Viviamo in un mondo digitale che si basa su storie. Raccontate (molto), ascoltate (poco). Sicuramente uno sforzo creativo quotidiano non indifferente per far vivere mondi attraverso parole, immagini e video. Molto spesso, un eccesso però, che caratterizza le nostre giornate. E così uno dei più grandi scrittori americani contemporanei è uscito con “Il silenzio”, un libro di poche pagine, ambientato nel 2022 in cui ha tolto la spina alla tecnologia per dar vita a una silenziosa New York al buio. E capiamoci bene, non ha zittito internet, ipotizzando quel famoso crollo della rete a cui molti pensavano negli scorsi mesi. No, Don De Lillo ha sentito il bisogno di togliere completamente l’elettricità al mondo.
E cosa ha scoperto?
Facciamo prima un passo indietro. Sto leggendo a piccoli bocconi un libro che si chiama “Il grande libro della scrittura” di Marco Franzoso che analizza i romanzi di successo per trarre delle regole generali a cui gli aspiranti scrittori possano rifarsi, imparando così a navigare nel mare magnum della letteratura. Un bel volume che proprio nelle prime pagine racconta il valore delle storie. Perché i romanzi? Perché raccontare storie?
Per tramandare esperienze. Il romanzo permette di imparare non attraverso le regole dei saggi ma attraverso l’empatia. Calandoci nei panni del protagonista iniziamo a vedere il mondo sotto altri occhi e viviamo la sua crescita. Il percorso dell’eroe: vive in una situazione più o meno di equilibrio ma poi qualcosa si rompe e un ostacolo viene posto sul suo cammino. La storia sarà quindi il racconto delle sue avventure per superare la sfida, vincerla e creare una nuova armonia.
Questo è lo schema classico, alla base di fiabe, grandi classici e romanzi di formazione. Ma così come la società è più complessa oggi, anche l’arte ne riproduce le sue sfaccettature. Romanzi, Film, serie tv sono più complicate.
Questo mese ho recuperato su Apple Tv la prima stagione di The Morning Show che si concentra sul movimento del #metoo. Tra i meriti di questa serie tv non solo l’altissima qualità ma anche l’essere uno specchio dei nostri tempi difficili, in cui questioni come il gender gap o abuso di potere sono nelle notizie di cronaca quasi quotidiane o da salotto.

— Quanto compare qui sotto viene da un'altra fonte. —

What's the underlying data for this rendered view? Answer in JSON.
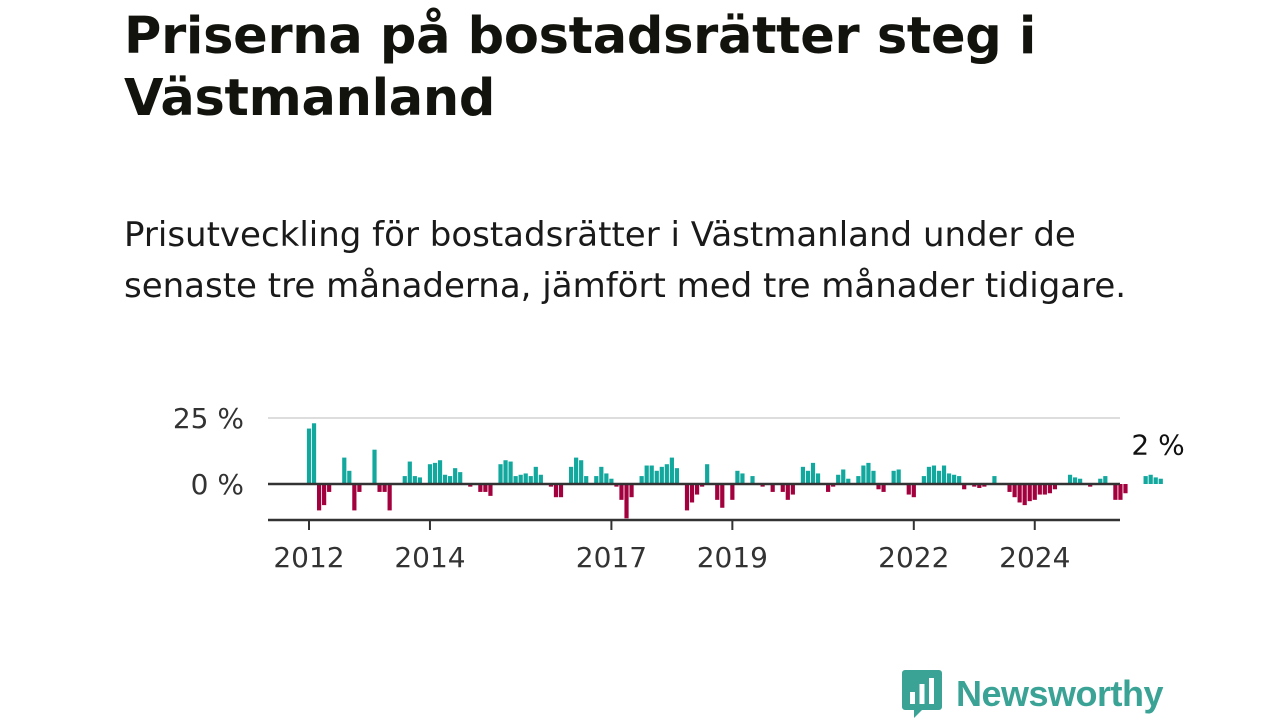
{
  "colors": {
    "positive": "#13a89e",
    "negative": "#a3003e",
    "grid": "#dddddd",
    "zero_line": "#333333",
    "axis": "#333333",
    "brand": "#3aa396"
  },
  "logo": {
    "text": "Newsworthy",
    "icon": "bar-chart-speech-bubble-icon"
  },
  "chart_data": {
    "type": "bar",
    "title": "Priserna på bostadsrätter steg i Västmanland",
    "subtitle": "Prisutveckling för bostadsrätter i Västmanland under de senaste tre månaderna, jämfört med tre månader tidigare.",
    "xlabel": "",
    "ylabel": "",
    "unit": "%",
    "ylim": [
      -14,
      27
    ],
    "y_ticks": [
      {
        "value": 25,
        "label": "25 %"
      },
      {
        "value": 0,
        "label": "0 %"
      }
    ],
    "x_ticks": [
      {
        "year": 2012,
        "label": "2012"
      },
      {
        "year": 2014,
        "label": "2014"
      },
      {
        "year": 2017,
        "label": "2017"
      },
      {
        "year": 2019,
        "label": "2019"
      },
      {
        "year": 2022,
        "label": "2022"
      },
      {
        "year": 2024,
        "label": "2024"
      }
    ],
    "start_month": "2012-01",
    "monthly_values": [
      21,
      23,
      -10,
      -8,
      -3,
      0,
      0,
      10,
      5,
      -10,
      -3,
      0,
      0,
      13,
      -3,
      -3,
      -10,
      0,
      0,
      3,
      8.5,
      3,
      2.5,
      0,
      7.5,
      8,
      9,
      3.5,
      3,
      6,
      4.5,
      0,
      -1,
      0,
      -3,
      -3,
      -4.5,
      0,
      7.5,
      9,
      8.5,
      3,
      3.5,
      4,
      3,
      6.5,
      3.5,
      0,
      -1,
      -5,
      -5,
      0,
      6.5,
      10,
      9,
      3,
      0,
      3,
      6.5,
      4,
      2,
      -1,
      -6,
      -13,
      -5,
      0,
      3,
      7,
      7,
      5,
      6.5,
      7.5,
      10,
      6,
      0,
      -10,
      -7,
      -4,
      -1,
      7.5,
      0,
      -6,
      -9,
      0,
      -6,
      5,
      4,
      0,
      3,
      0,
      -1,
      0,
      -3,
      0,
      -3,
      -6,
      -4,
      0,
      6.5,
      5,
      8,
      4,
      0,
      -3,
      -1,
      3.5,
      5.5,
      2,
      0,
      3,
      7,
      8,
      5,
      -2,
      -3,
      0,
      5,
      5.5,
      0,
      -4,
      -5,
      0,
      3,
      6.5,
      7,
      5,
      7,
      4,
      3.5,
      3,
      -2,
      0,
      -1,
      -1.5,
      -1,
      0,
      3,
      0,
      0,
      -3,
      -5,
      -7,
      -8,
      -6.5,
      -6,
      -4,
      -4,
      -3.5,
      -2,
      0,
      0,
      3.5,
      2.5,
      2,
      0,
      -1,
      0,
      2,
      3,
      0,
      -6,
      -6,
      -3.5,
      0,
      0,
      0,
      3,
      3.5,
      2.5,
      2
    ],
    "annotation": {
      "label": "2 %",
      "target": "last"
    }
  }
}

Ancora una volta l’arte ci racconta questo non in maniera didascalica ma toccando i nostri sentimenti. E forse questo ci può aiutare a capire meglio quello che succede alle persone intorno a noi. Le storie ci danno una mappa per scoprire il mondo con nuovi occhi.
Ovviamente non sempre le storie ci toccano. A volte non riescono a parlarci. Penso ad esempio a uno degli ultimi romanzi letti, Chiedi alla polvere di John Fante. Un capolavoro stilistico e metaforico, con questo fascino della polvere californiana come riflesso dell’interiorità di Arturo Bandini. Un libro che ho sempre voluto leggere ma che non mi ha colpito nè più nè meno di molti altri.
Allora forse cerchiamo storie che ci possano aiutare meglio a capirci. E in un mondo che di storie ne offre troppe (provate ad aprire un feed instagram e scorrerlo per 5 minuti e scoprirete un mondo senza fine) sta a noi trovare la quadra.
E alla fine di tutto torniamo alla domanda iniziale: cosa ha scoperto Don De Lillo nel silenzio della tecnologia? Forse quello che sappiamo già tutti. Che c’è quantità ma poca qualità. Che c’è chi straparla, chi si cela, chi divaga. Scopriamo che ciò che ci sembra accettabile sui social non sarebbe accettabile o condivisibile nella vita offline. Eppure oggi lo accettiamo solo perché è tutto digitale, illudendoci che sia lontano. Ma no, non lo è così tanto.
Quante cose di qualità abbiamo realmente da dire? Molto spesso me lo chiedo prima di pubblicare una foto, prima di scrivere, prima di condividere. Questo contenuto vale la pena scriverlo? E per qualcuno vale la pena leggerlo?
Ero partita dalla voglia di condividere un post blog a settimana, per darmi un ritmo ma ho scoperto che per quanto io legga, veda film, ascolti musica o qualunque altra cosa, è difficile avere ogni settimana qualcosa di qualità da raccontare. Qualcosa che abbia valore. Almeno lo è per me. Forse una volta al mese è più facile. O forse meglio lasciarsi guidare da quel famoso detto anonimo: Apri la mente prima di aprire la bocca. Perché la qualità non sembra amica di algoritmi. O perlomeno non ancora.